Integer wrapper class and == operator - where is behavior specified? [duplicate] (2 answers)

Closed 9 years ago.

I am a novice Java programmer and came across a very weird scenario, as below.

public static void main(String[] args) {
    Integer a = 500;
    Integer b = 500;

    // Comparing the values.
    a <= b; // true
    a >= b; // true
    a == b; // false

    // Reassigning the values
    a = 50;
    b = 50;

    // Again comparing the values.
    a <= b; // true
    a >= b; // true
    a == b; // true
}

My question is why do the results of a == b vary by varying values?

Answer 1

The answer to this question lies within the understanding of Autoboxing specified by Java programming language.

The variation in results of a == b happens because any integer between -128 to 127 are cached by the Integer class. When an int within this range is created it is retrieved from IntegerCache rather than creating a new Integer object.

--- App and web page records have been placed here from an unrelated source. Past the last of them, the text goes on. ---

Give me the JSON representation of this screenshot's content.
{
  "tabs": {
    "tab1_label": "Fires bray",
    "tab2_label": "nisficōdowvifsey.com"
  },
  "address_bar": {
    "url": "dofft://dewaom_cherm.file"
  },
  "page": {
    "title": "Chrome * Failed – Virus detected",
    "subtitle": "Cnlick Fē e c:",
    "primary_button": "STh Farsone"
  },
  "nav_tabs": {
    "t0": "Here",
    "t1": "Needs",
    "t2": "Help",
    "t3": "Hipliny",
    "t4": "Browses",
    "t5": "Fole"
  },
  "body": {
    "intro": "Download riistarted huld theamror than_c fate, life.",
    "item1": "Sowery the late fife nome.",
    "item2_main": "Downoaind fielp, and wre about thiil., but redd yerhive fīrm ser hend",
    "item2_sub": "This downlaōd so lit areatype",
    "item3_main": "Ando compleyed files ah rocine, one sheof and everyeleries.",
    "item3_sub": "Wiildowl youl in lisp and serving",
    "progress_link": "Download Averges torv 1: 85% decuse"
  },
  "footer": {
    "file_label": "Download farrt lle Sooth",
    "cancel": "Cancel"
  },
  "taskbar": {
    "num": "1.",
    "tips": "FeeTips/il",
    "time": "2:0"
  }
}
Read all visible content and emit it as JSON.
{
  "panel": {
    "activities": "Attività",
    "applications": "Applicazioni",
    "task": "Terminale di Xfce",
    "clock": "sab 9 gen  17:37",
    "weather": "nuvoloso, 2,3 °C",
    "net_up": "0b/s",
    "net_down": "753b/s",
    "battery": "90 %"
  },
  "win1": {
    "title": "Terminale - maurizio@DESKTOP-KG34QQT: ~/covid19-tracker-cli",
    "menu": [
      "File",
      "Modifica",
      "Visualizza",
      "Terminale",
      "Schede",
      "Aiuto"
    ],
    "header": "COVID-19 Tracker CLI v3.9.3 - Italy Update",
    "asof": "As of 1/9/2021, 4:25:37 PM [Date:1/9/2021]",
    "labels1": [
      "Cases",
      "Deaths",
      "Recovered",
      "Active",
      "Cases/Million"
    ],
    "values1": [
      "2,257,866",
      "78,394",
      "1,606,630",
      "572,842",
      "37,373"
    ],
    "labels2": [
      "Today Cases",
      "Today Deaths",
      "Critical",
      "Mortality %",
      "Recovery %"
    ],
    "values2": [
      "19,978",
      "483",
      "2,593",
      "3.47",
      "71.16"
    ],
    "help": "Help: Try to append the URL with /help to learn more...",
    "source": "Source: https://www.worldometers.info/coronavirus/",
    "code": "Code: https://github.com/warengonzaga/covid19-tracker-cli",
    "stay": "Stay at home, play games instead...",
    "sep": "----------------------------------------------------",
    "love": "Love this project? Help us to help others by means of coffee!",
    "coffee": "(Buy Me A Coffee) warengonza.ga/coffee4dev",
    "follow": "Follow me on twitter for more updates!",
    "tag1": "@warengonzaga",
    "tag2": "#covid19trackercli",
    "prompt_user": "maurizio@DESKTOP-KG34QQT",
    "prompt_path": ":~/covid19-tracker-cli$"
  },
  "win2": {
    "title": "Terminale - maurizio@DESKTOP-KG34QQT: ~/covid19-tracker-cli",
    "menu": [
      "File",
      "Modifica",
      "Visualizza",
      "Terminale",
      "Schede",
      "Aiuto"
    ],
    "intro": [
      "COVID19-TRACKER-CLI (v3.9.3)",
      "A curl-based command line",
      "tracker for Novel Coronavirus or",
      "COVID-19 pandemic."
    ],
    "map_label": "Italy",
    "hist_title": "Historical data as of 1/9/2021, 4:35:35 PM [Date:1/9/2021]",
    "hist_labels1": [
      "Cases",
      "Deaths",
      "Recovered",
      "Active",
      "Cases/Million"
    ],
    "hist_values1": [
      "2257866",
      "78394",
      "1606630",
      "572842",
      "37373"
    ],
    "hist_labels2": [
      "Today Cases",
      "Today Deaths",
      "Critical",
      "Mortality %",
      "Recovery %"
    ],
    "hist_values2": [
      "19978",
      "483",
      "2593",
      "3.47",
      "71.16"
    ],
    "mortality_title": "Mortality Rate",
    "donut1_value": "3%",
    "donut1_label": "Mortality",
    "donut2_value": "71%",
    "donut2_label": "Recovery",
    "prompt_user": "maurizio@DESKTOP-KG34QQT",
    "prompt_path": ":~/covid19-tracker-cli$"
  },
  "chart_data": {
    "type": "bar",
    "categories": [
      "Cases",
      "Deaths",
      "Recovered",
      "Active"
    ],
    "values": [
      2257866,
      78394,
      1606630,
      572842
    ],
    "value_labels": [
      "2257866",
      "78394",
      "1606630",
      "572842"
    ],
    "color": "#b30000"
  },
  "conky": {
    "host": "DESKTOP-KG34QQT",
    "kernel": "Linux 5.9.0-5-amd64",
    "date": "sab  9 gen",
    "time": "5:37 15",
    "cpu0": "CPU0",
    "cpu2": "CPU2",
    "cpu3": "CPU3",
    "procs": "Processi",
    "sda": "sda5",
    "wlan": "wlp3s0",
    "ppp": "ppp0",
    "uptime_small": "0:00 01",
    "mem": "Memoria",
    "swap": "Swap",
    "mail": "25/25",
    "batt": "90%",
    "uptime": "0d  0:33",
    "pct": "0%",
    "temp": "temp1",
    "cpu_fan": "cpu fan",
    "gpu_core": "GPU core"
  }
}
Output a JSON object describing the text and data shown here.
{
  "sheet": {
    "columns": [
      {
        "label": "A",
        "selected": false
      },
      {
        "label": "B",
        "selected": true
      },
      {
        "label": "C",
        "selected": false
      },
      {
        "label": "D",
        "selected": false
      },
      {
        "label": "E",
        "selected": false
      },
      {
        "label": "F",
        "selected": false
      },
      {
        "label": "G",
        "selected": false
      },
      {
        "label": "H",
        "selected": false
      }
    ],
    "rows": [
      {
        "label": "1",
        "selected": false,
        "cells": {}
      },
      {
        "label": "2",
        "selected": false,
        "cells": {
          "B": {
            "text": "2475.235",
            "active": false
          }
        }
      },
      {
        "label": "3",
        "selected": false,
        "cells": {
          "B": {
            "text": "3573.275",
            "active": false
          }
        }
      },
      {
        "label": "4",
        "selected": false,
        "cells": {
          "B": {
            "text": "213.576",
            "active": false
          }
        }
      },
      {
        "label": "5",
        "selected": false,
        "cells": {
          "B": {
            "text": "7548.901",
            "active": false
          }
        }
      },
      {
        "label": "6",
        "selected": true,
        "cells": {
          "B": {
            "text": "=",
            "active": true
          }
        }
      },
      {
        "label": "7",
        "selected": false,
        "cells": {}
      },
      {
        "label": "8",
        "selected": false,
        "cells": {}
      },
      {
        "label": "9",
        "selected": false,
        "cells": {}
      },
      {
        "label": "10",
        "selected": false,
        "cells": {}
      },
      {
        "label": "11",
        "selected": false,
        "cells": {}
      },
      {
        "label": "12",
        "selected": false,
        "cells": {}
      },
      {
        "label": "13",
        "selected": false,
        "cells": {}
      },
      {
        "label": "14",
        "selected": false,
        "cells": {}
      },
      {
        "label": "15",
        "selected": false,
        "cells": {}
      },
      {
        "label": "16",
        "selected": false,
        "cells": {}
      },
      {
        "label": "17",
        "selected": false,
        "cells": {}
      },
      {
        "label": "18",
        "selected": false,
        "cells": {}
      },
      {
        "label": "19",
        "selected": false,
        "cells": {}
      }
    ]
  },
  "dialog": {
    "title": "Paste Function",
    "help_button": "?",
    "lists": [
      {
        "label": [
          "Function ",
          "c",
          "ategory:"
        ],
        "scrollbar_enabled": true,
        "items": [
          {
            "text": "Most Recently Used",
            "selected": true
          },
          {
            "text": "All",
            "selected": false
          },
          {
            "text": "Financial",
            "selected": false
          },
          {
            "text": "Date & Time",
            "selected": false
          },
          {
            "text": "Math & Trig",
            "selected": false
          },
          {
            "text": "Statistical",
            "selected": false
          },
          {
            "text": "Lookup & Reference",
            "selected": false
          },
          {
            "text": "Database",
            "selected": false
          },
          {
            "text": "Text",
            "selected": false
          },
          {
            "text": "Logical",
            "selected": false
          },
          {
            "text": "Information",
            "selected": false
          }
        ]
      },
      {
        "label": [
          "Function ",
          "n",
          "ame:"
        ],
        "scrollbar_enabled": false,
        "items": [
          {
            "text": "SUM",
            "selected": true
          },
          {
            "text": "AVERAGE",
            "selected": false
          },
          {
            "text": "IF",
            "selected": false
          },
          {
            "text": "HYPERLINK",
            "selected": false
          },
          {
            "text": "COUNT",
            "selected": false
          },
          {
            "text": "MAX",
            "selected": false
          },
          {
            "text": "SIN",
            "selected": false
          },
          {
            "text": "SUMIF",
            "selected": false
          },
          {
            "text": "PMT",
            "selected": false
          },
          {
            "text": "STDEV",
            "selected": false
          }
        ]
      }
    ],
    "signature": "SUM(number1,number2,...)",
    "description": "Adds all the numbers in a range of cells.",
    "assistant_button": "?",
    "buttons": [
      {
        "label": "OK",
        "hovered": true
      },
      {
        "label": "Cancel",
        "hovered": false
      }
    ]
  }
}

Is this a bug? Of course not!

The Java class Integer is also called wrapper class because it provides an object that wraps an int primitive data type. In Java, comparing two value object is not straight forward. We should override the Object.equal method (and also the Object.hashCode) and use it to determine when two objects are equal. Using the == operator, in this case, we’re comparing the two physical object addresses. Java requires the new operator to create objects, which will be all stored on the JVM’s Heap. Local variables are stored on the JVM’s Stack, but they hold a reference to the object, not the object itself.

In first case when we check if a == b, we’re actually checking if both the references are pointing at the same location. Answer to this is NO!

But what happens when a & b are 50? To answer this we should have a look at the below Integer.valueOf method.

public static Integer valueOf(int i) {
    if(i >= -128 && i <= IntegerCache.high)
        return IntegerCache.cache[i + 128];
    else
        return new Integer(i);
}

We are using the Autoboxing Java function through this Integer.valueOf method to compare a == b. With the aim of optimizing the resources use, the Integer class maintains a cache memory of Integer instances. This way, all the new Integer requests with a value between -128 and IntegerCache.high (configurable) will return an identical object allocated once. So, when we ask if a == b, we get true because, behind the scene, a and b are pointing to the same memory location.

Now another question arises: Does this approach involve in instance sharing problems? The answer fortunately is no, because Integer was defined as an immutable object and that means if you want to modify it, you have to get a new instance… exciting, isn’t it?

Shishir

Answer 2

Yes . Because values from a range of -127 to 128 will be stored in cache . so use equals and compare .

Answer 3

Java has interned the values from -128 to 127.

This is why you receive true when you compare two Integer objects in this range with ==.